In a letter to Malaysian Premier Abdullah Ahmad Badwi, Vo Van Ai urged Malaysia to preserve the memorial which commemorates the hundreds of thousands of boat people who died fleeing their homeland in makeshift crafts after the communist victory in Vietnam in 1975. “This is not a political memorial”, said Vo Van Ai. “It is an expression of thanks by former boat people to the government and the people of Malaysia, to the Malaysian Red Crescent Society and to all those who gave them refuge in their hour of need. It is a commemoration to all those who died in their flight for freedom. It is a gesture of remembrance by the refugees who stayed here on their journey to asylum”.

The marble memorial was built at the request of former Vietnamese internees who are now resettled in the United States and Australia who visited the island in March 2005.

Vo Van Ai was a founder member of the France-based campaign ”A Ship for Vietnam” launched in 1978. Supported by prominent French and international personalities e.g. Jean-Paul Sartre, Raymond Aron, Eugene Ionesco, André Glucksmann, Claudie Broyelle, Jean Lacouture, Leonid Plyush, Lionel Jospin, Michel Rocard, Bernard Kouchner, Miloslav Rostropovitch etc. the campaign raised funds to charter a rescue ship for Vietnamese boat people, the “Ile de Lumiere”, which operated off the Malaysian coasts and brought thousands to safety on the island of Pulau Bidong.

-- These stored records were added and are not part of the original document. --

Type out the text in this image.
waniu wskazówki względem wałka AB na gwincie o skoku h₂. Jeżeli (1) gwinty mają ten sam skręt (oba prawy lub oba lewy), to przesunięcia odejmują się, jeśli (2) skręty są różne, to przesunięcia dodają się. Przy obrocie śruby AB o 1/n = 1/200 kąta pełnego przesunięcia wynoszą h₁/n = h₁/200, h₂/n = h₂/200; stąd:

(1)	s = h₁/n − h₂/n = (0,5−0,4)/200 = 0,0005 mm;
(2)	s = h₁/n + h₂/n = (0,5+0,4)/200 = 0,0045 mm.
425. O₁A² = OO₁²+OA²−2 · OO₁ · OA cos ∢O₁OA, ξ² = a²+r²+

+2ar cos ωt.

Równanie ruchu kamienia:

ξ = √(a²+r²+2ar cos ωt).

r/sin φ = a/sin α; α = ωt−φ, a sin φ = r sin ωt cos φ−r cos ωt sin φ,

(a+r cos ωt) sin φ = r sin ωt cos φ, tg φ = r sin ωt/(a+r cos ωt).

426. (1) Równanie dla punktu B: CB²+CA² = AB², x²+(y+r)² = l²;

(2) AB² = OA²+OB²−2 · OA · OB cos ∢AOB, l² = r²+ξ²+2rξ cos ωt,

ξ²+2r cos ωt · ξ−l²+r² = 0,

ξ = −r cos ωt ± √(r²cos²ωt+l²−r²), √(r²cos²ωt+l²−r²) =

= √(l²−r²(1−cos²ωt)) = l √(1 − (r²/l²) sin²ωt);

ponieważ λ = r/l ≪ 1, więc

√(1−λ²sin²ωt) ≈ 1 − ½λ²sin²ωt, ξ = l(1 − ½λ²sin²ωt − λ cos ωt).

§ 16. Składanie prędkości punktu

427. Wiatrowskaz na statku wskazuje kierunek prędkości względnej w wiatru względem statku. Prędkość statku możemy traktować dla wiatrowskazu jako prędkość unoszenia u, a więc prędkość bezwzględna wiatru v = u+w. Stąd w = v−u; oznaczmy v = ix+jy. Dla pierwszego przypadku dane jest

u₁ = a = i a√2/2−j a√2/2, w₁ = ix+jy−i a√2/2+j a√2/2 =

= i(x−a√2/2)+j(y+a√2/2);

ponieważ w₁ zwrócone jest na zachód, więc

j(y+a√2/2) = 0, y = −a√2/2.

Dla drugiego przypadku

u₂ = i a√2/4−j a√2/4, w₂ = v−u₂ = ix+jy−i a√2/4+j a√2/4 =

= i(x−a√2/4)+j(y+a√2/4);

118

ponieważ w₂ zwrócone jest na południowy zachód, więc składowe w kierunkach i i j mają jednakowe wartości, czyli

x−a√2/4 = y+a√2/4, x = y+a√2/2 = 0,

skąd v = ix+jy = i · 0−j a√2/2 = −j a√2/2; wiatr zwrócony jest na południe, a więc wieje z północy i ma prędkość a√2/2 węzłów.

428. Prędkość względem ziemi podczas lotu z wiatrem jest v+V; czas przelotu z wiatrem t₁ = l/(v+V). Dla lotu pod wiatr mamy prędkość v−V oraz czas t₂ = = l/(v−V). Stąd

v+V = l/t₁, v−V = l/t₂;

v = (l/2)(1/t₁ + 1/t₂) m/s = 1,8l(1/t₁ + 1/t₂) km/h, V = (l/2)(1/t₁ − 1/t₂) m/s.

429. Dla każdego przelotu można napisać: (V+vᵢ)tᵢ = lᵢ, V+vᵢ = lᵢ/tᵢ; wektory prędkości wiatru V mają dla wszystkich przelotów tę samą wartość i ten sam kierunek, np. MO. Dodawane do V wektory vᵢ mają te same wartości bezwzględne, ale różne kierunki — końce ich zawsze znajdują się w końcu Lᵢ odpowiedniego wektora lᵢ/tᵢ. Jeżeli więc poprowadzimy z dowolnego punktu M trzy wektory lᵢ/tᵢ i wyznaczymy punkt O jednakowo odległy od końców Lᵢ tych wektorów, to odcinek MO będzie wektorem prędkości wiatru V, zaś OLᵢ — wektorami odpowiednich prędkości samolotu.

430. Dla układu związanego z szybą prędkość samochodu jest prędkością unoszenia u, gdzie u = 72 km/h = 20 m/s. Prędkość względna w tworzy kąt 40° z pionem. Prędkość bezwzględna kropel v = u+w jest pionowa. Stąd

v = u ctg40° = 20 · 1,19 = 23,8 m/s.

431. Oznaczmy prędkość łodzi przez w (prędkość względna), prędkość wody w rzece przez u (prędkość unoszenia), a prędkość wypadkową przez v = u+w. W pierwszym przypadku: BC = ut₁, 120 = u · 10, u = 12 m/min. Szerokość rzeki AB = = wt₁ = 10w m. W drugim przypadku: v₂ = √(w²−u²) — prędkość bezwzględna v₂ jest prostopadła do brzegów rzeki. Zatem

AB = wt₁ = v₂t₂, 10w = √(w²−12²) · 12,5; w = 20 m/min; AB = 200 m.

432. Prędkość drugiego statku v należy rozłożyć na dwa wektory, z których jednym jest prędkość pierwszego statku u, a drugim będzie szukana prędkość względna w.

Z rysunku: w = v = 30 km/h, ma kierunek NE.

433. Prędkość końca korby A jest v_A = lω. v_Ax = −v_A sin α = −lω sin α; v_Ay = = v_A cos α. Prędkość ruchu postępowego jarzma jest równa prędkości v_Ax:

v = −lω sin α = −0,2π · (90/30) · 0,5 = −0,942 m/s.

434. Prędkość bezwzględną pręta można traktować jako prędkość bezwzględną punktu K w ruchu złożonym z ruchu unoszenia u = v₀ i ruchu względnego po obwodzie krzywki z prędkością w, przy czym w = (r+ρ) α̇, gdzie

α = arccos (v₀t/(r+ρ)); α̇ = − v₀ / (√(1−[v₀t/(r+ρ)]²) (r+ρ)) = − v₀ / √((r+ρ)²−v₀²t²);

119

At the height of the boat people’s exodus in 1979, some 55 people arrived every hour on the Malaysian shores. The United Nations estimated that at least half the people fleeing Vietnam were drowned or murdered by pirates on the South China seas. Between 1975 and 1991, a quarter of a million Vietnamese passed through the refugee camp on Pulau Bidong.

“This monument is part of the Vietnamese people’s memory. What happened in our history must be recorded, and Vietnam must come to terms with this”, said Vo Van Ai in his letter to the Malaysian Premier. “The Hanoi authorities should not use diplomatic pressure to try to erase the people’s memory by destroying this memorial”, he said.